В тот же день, когда телохранители приступили к работе, ему представили еще кое-кого: невысокого стареющего человека с необычайно прямой осанкой, которому было примерно около шестидесяти и который оказался его учителем итальянского.

– Но я ведь говорю по-итальянски, – удивился Джон.

– Scusi, – покачал головой professore. – Вы насилуете язык своих предков. Вы говорите на «резиновом» итальянском. Слова вы подбираете гротескно, ваш синтаксис – настоящая катастрофа. Давайте приступим к работе немедленно.

Итак, они каждый день перед обедом и после него запирались на два часа в библиотеке, где Джон под руководством professore зубрил итальянские слова, изучал грамматические правила, тренировал разговорную речь и снова и снова повторял предложения с исправленной интонацией.

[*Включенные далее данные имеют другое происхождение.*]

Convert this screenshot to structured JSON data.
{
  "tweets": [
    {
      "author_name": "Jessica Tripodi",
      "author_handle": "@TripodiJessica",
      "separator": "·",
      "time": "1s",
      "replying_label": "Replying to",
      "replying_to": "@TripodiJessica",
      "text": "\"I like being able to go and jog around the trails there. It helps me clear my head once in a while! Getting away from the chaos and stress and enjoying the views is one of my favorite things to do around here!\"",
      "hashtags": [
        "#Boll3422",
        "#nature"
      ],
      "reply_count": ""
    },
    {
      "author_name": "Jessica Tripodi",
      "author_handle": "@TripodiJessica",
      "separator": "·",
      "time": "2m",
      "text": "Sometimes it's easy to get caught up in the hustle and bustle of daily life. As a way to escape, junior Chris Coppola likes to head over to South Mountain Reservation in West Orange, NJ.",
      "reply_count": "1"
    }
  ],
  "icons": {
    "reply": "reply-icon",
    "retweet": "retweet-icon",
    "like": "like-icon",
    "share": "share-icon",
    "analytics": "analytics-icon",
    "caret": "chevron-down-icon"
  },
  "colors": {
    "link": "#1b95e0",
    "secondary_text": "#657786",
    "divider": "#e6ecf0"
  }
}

Поселился professore в одной из небольших комнат для гостей в доме Вакки, еще одну из них на следующий день заняла несколько полноватая, но очень элегантная дама среднего возраста.

– Синьора Орсини – учитель танцев и хороших манер из Флоренции, – представил ее бесстыдно ухмыляющийся Эдуардо. – В свое время она пыталась научить хорошим манерам меня. Может быть, с вами ей повезет больше.

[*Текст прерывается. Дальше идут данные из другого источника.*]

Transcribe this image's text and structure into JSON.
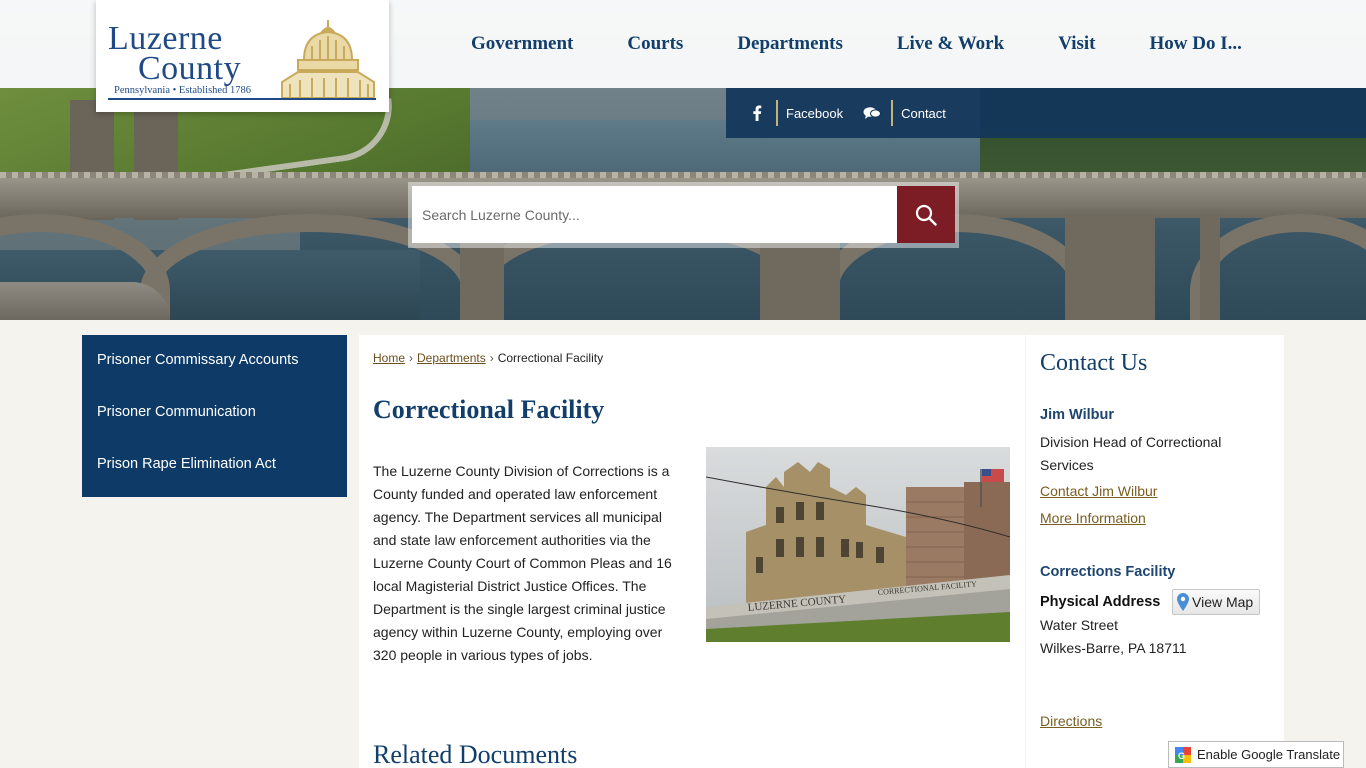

– Я представляю себе это таким образом, – с теплой располагающей улыбкой заявила синьора Орсини. – В первой половине дня мы занимаемся вопросами этикета, ближе к вечеру – танцевальные занятия. Вы должны непременно уметь танцевать, чтобы двигаться по паркетному полу с подобающей уверенностью.

Почему-то Джон ожидал, что учительница танцев скажет нечто подобное.

– В первой половине дня у меня уроки языка, – ответил он.

– Тогда встанете немного раньше, – коротко ответила ему синьора Орсини.

Однажды, спускаясь с урока языка на встречу с синьорой Орсини, он увидел Эдуардо с большим ящиком, полным писем, и услышал, как тот говорит отцу:

– Нам придется организовать секретариат.

Грегорио Вакки вынул одно из писем и посмотрел на него.

– Это похоже на русский.

– Большой секретариат, – сказал Эдуардо. – Это наверняка только начало.

Все жило в ожидании великого дня. Каждый день в газетах появлялись новые заметки, посредством телевидения во всем мире узнавали новые подробности из жизни Джона, о которых сам бы он давно забыл. Он поговорил по телефону с матерью, которая взволнованно рассказывала ему о том, как настойчивы ребята с телевидения. По Си-эн-эн он услышал о том, насколько высокого мнения были о нем его бывшие одноклассники и учителя. Эн-би-си выпустило интервью с Сарой Брикман, в ходе которого она несколько раз подчеркнула, что Джон был величайшей и единственной любовью всей ее жизни.